The Dayton Dust Bowl: Take It Out On The Help

If you are benefitting from a professional or technical contract with the state, your funding could be cut. Dayton says we can cut half of the $850 million we spend every two years on state contracts.

He may or may not have a point.  But you’ll never know it from his budget plan.

State contracts are used for a variety of things including road and bridge design, computer consulting and even arts instruction at the Perpich Center for the Arts – basically, any skill that the state doesn’t usually keep on its inventory of elite uniononized employees.

Of course, Dayton doesn’t specify which half of state contractors we can live without.  Because most of the contracting is for work that actually needs to get done, by a person who is qualified to do the job.

Need a big, high-traffic bridge built?  The MNDOT doesn’t keep a big bridge design department on staff – because it’s not like the Dept. of Transportation is constantly building new bridges.  You need a bridge designed and built?  Hire a temp – or a “contractor”, as they’re called.

If the state needs to build a new website for vehicle tab info and renewals (hint hint), and they need to make it usable by a multiethnic, polylingual population?  The State of Minnesota doesn’t employ User Experience Architects (that’s what I do), because they don’t need ’em every day; they contract ’em out.

Building a road?  Remodeling a state building?  Transferring data from an old database to a new one? Analyzing the market for a government service? Anything the state doesn’t normally do, day in, day out? They hire “temps”, contractors – construction workers, dry-wall contractors, database analysts, researchers – to do the job.

Democrats endorsed by government employee unions typically go after state contracts because they take jobs away from union members, not because we’re spending too much. Is Dayton planning to actually cut these contracts or does he want government employees to do the work instead?

The simple fact is, shifting contract work to state employees may very well cost more, not less.  At the very least, it’s not a cut, merely a shift (unless Dayton, AFSCME, MAPE and the SEIU really think there are that many underutilized state employees out there…) blowing a $425 million hole in Dayton’s budget plan.
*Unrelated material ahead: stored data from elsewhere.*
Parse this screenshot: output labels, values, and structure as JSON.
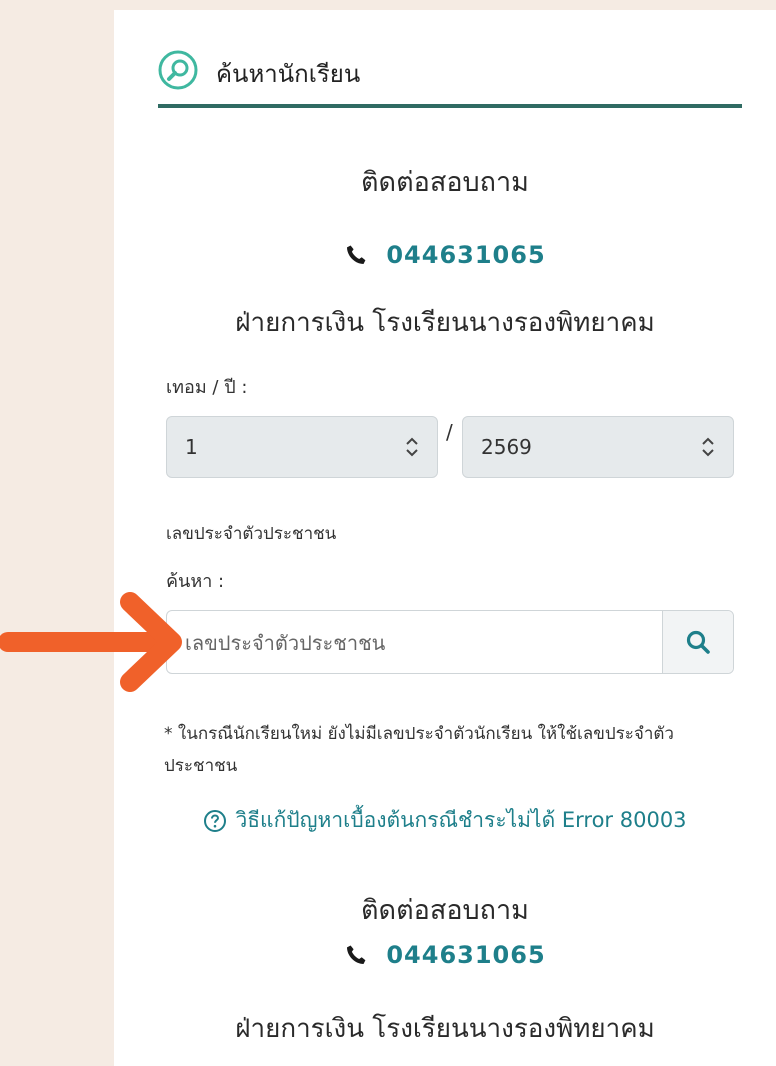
{
  "header": {
    "title": "ค้นหานักเรียน",
    "icon": "search-icon",
    "accent": "#2f6b63"
  },
  "contact_top": {
    "heading": "ติดต่อสอบถาม",
    "phone": "044631065",
    "department": "ฝ่ายการเงิน โรงเรียนนางรองพิทยาคม"
  },
  "term_year": {
    "label": "เทอม / ปี :",
    "term_value": "1",
    "separator": "/",
    "year_value": "2569"
  },
  "search": {
    "section_label": "เลขประจำตัวประชาชน",
    "label": "ค้นหา :",
    "placeholder": "เลขประจำตัวประชาชน"
  },
  "note": "* ในกรณีนักเรียนใหม่ ยังไม่มีเลขประจำตัวนักเรียน ให้ใช้เลขประจำตัวประชาชน",
  "help_link": "วิธีแก้ปัญหาเบื้องต้นกรณีชำระไม่ได้ Error 80003",
  "contact_bottom": {
    "heading": "ติดต่อสอบถาม",
    "phone": "044631065",
    "department": "ฝ่ายการเงิน โรงเรียนนางรองพิทยาคม"
  },
  "colors": {
    "link": "#1e7f8a",
    "arrow": "#f0612a",
    "background": "#f5ebe3"
  }
}
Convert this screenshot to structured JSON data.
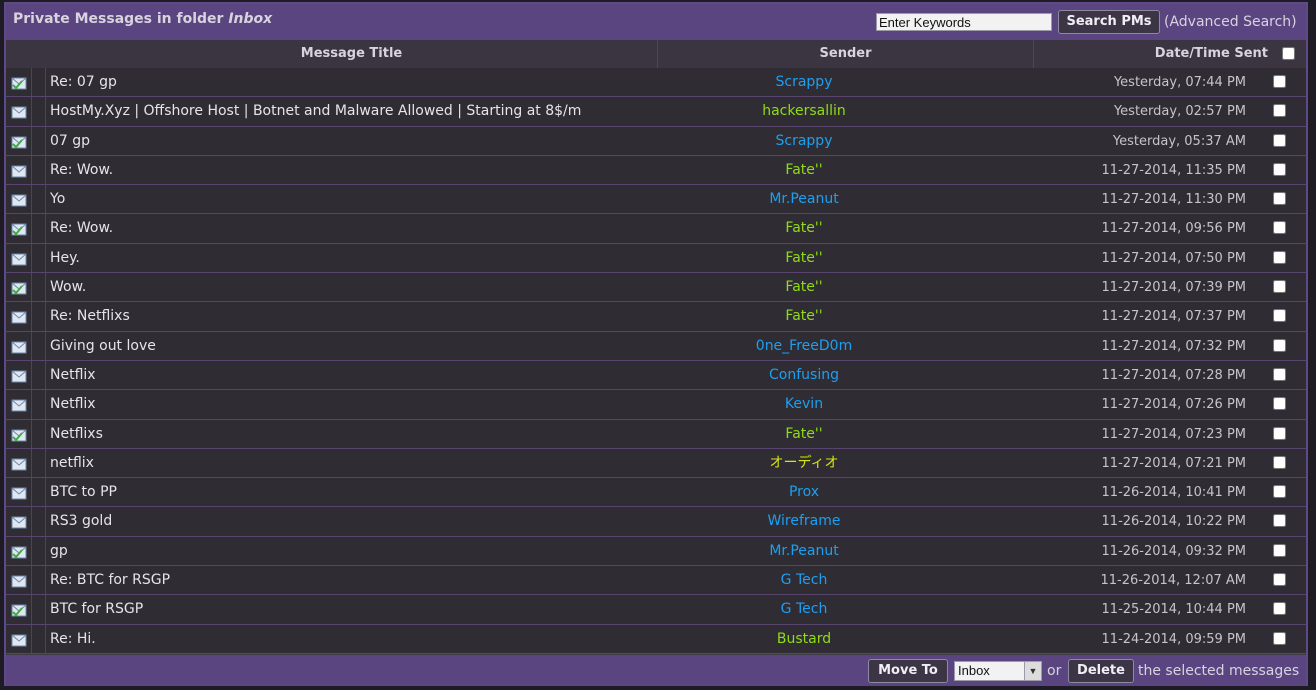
{
  "header": {
    "folder_prefix": "Private Messages in folder",
    "folder_name": "Inbox",
    "search_placeholder": "Enter Keywords",
    "search_button": "Search PMs",
    "advanced_search": "(Advanced Search)"
  },
  "columns": {
    "title": "Message Title",
    "sender": "Sender",
    "date": "Date/Time Sent"
  },
  "colors": {
    "sender_blue": "#1e9ff0",
    "sender_green": "#8fdc17",
    "sender_yellow": "#d6e514"
  },
  "messages": [
    {
      "icon": "replied-envelope-icon",
      "title": "Re: 07 gp",
      "sender": "Scrappy",
      "color": "#1e9ff0",
      "date": "Yesterday, 07:44 PM"
    },
    {
      "icon": "envelope-icon",
      "title": "HostMy.Xyz | Offshore Host | Botnet and Malware Allowed | Starting at 8$/m",
      "sender": "hackersallin",
      "color": "#8fdc17",
      "date": "Yesterday, 02:57 PM"
    },
    {
      "icon": "replied-envelope-icon",
      "title": "07 gp",
      "sender": "Scrappy",
      "color": "#1e9ff0",
      "date": "Yesterday, 05:37 AM"
    },
    {
      "icon": "envelope-icon",
      "title": "Re: Wow.",
      "sender": "Fate''",
      "color": "#8fdc17",
      "date": "11-27-2014, 11:35 PM"
    },
    {
      "icon": "envelope-icon",
      "title": "Yo",
      "sender": "Mr.Peanut",
      "color": "#1e9ff0",
      "date": "11-27-2014, 11:30 PM"
    },
    {
      "icon": "replied-envelope-icon",
      "title": "Re: Wow.",
      "sender": "Fate''",
      "color": "#8fdc17",
      "date": "11-27-2014, 09:56 PM"
    },
    {
      "icon": "envelope-icon",
      "title": "Hey.",
      "sender": "Fate''",
      "color": "#8fdc17",
      "date": "11-27-2014, 07:50 PM"
    },
    {
      "icon": "replied-envelope-icon",
      "title": "Wow.",
      "sender": "Fate''",
      "color": "#8fdc17",
      "date": "11-27-2014, 07:39 PM"
    },
    {
      "icon": "envelope-icon",
      "title": "Re: Netflixs",
      "sender": "Fate''",
      "color": "#8fdc17",
      "date": "11-27-2014, 07:37 PM"
    },
    {
      "icon": "envelope-icon",
      "title": "Giving out love",
      "sender": "0ne_FreeD0m",
      "color": "#1e9ff0",
      "date": "11-27-2014, 07:32 PM"
    },
    {
      "icon": "envelope-icon",
      "title": "Netflix",
      "sender": "Confusing",
      "color": "#1e9ff0",
      "date": "11-27-2014, 07:28 PM"
    },
    {
      "icon": "envelope-icon",
      "title": "Netflix",
      "sender": "Kevin",
      "color": "#1e9ff0",
      "date": "11-27-2014, 07:26 PM"
    },
    {
      "icon": "replied-envelope-icon",
      "title": "Netflixs",
      "sender": "Fate''",
      "color": "#8fdc17",
      "date": "11-27-2014, 07:23 PM"
    },
    {
      "icon": "envelope-icon",
      "title": "netflix",
      "sender": "オーディオ",
      "color": "#d6e514",
      "date": "11-27-2014, 07:21 PM"
    },
    {
      "icon": "envelope-icon",
      "title": "BTC to PP",
      "sender": "Prox",
      "color": "#1e9ff0",
      "date": "11-26-2014, 10:41 PM"
    },
    {
      "icon": "envelope-icon",
      "title": "RS3 gold",
      "sender": "Wireframe",
      "color": "#1e9ff0",
      "date": "11-26-2014, 10:22 PM"
    },
    {
      "icon": "replied-envelope-icon",
      "title": "gp",
      "sender": "Mr.Peanut",
      "color": "#1e9ff0",
      "date": "11-26-2014, 09:32 PM"
    },
    {
      "icon": "envelope-icon",
      "title": "Re: BTC for RSGP",
      "sender": "G Tech",
      "color": "#1e9ff0",
      "date": "11-26-2014, 12:07 AM"
    },
    {
      "icon": "replied-envelope-icon",
      "title": "BTC for RSGP",
      "sender": "G Tech",
      "color": "#1e9ff0",
      "date": "11-25-2014, 10:44 PM"
    },
    {
      "icon": "envelope-icon",
      "title": "Re: Hi.",
      "sender": "Bustard",
      "color": "#8fdc17",
      "date": "11-24-2014, 09:59 PM"
    }
  ],
  "footer": {
    "move_button": "Move To",
    "folder_select_value": "Inbox",
    "or_text": "or",
    "delete_button": "Delete",
    "selected_text": "the selected messages"
  }
}
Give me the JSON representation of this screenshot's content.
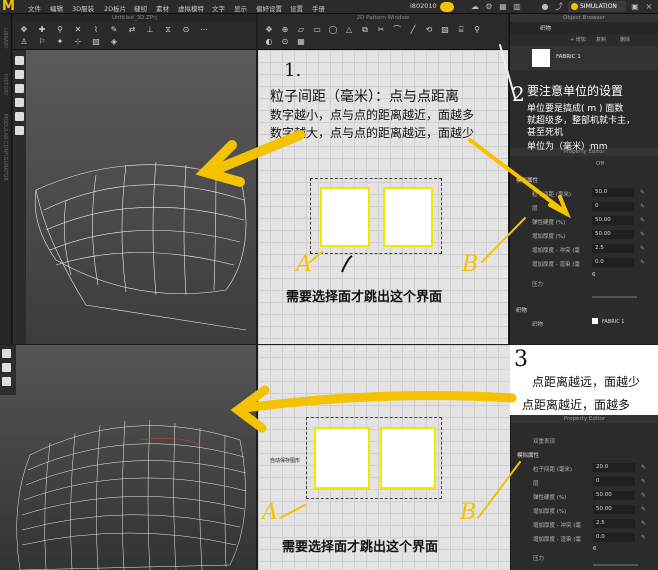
{
  "app": {
    "logo": "M",
    "menu": [
      "文件",
      "编辑",
      "3D服装",
      "2D板片",
      "缝纫",
      "素材",
      "虚拟模特",
      "文字",
      "显示",
      "偏好设置",
      "设置",
      "手册"
    ],
    "user_id": "i802010",
    "simulation_label": "SIMULATION"
  },
  "left_strip": [
    "LIBRARY",
    "HISTORY",
    "MODULAR CONFIGURATOR"
  ],
  "window3d": {
    "title": "Untitled_3D.ZPrj"
  },
  "window2d": {
    "title": "2D Pattern Window"
  },
  "object_browser": {
    "title": "Object Browser",
    "tabs": [
      "织物"
    ],
    "buttons": [
      "+ 增加",
      "复制",
      "删除"
    ],
    "fabric_name": "FABRIC 1"
  },
  "property_editor": {
    "title": "Property Editor",
    "toggle_label": "Off",
    "section_sim": "模拟属性",
    "rows": [
      {
        "label": "粒子间距 (毫米)",
        "value": "50.0"
      },
      {
        "label": "层",
        "value": "0"
      },
      {
        "label": "弹性硬度 (%)",
        "value": "50.00"
      },
      {
        "label": "增加厚度 (%)",
        "value": "50.00"
      },
      {
        "label": "增加厚度 - 冲突 (毫",
        "value": "2.5"
      },
      {
        "label": "增加厚度 - 渲染 (毫",
        "value": "0.0"
      },
      {
        "label": "",
        "value": "6"
      }
    ],
    "pressure_label": "压力",
    "section_fabric": "织物",
    "fabric_label": "织物",
    "fabric_value": "FABRIC 1"
  },
  "bottom_property_editor": {
    "title": "Property Editor",
    "toggle_label": "双重表现",
    "section_sim": "模拟属性",
    "rows": [
      {
        "label": "粒子间距 (毫米)",
        "value": "20.0"
      },
      {
        "label": "层",
        "value": "0"
      },
      {
        "label": "弹性硬度 (%)",
        "value": "50.00"
      },
      {
        "label": "增加厚度 (%)",
        "value": "50.00"
      },
      {
        "label": "增加厚度 - 冲突 (毫",
        "value": "2.5"
      },
      {
        "label": "增加厚度 - 渲染 (毫",
        "value": "0.0"
      },
      {
        "label": "",
        "value": "6"
      }
    ],
    "pressure_label": "压力"
  },
  "bottom2d_tag": "自动保存图形",
  "annotations": {
    "num1": "1.",
    "line1": "粒子间距（毫米）：点与点距离",
    "line2": "数字越小，点与点的距离越近，面越多",
    "line3": "数字越大，点与点的距离越远，面越少",
    "num2": "2",
    "unit_title": "要注意单位的设置",
    "unit_1": "单位要是搞成( m ) 面数",
    "unit_2": "就超级多，整部机就卡主，",
    "unit_3": "甚至死机",
    "unit_4": "单位为（毫米）mm",
    "note_select_top": "需要选择面才跳出这个界面",
    "note_select_bottom": "需要选择面才跳出这个界面",
    "num3": "3",
    "far_less": "点距离越远，面越少",
    "near_more": "点距离越近，面越多",
    "letter_a": "A",
    "letter_b": "B",
    "letter_a2": "A",
    "letter_b2": "B"
  },
  "colors": {
    "accent": "#f5c200",
    "pattern_border": "#f5e600"
  }
}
Coming up at 11AM:  Dayton kills tax cuts for (private) job creation!

Check out the Dayton Budget “Plan” for yourself!  Find another howler?  Leave it in the comments!

4 thoughts on “The Dayton Dust Bowl: Take It Out On The Help

  1. Having been a competitor in the states “outsourced services” game at one time, I will say that there is waste there. In fact, one Chicago based firm at teh time, was sucking up a couple million per year on the comp and expenses of some moron that didn’t do anything. Of course, since that is the norm within the state AFSCME cabal, it was never flagged.

  2. Yes, it’s tough on contractors. On the other hand, Dayton calls for more Revenue Department “tax compliance” people.

    In other words, he wants more audits to catch more tax cheats.

    Step right up, folks, get your very own Mark Dayton Income Tax Audit today. And don’t forget to bring all your receipts for the last seven years.

    Oh yeah, that’s what the people of Minnesota are looking forward to.

    Hey, if we pay the new auditors a commission based on how much they collect, will they be contractors?

  3. “The simple fact is, shifting contract work to state employees may very well cost more, not less.”

    It will _definitely_ cost more!

    State budgets didn’t just start tightening this year. Squeezing something that has already been clamped down on (there have a couple, IIRC, “lengthening of the processes / complication of the rules / lowering of price thresholds” instances in recent years (make it painful to buy, people buy less)) probably won’t pay off big.

    Making departments feel like they have to keep experts on the payroll for things they don’t often do? You don’t need a supercomputer to know that it will be more expensive. But Mark Dayton does.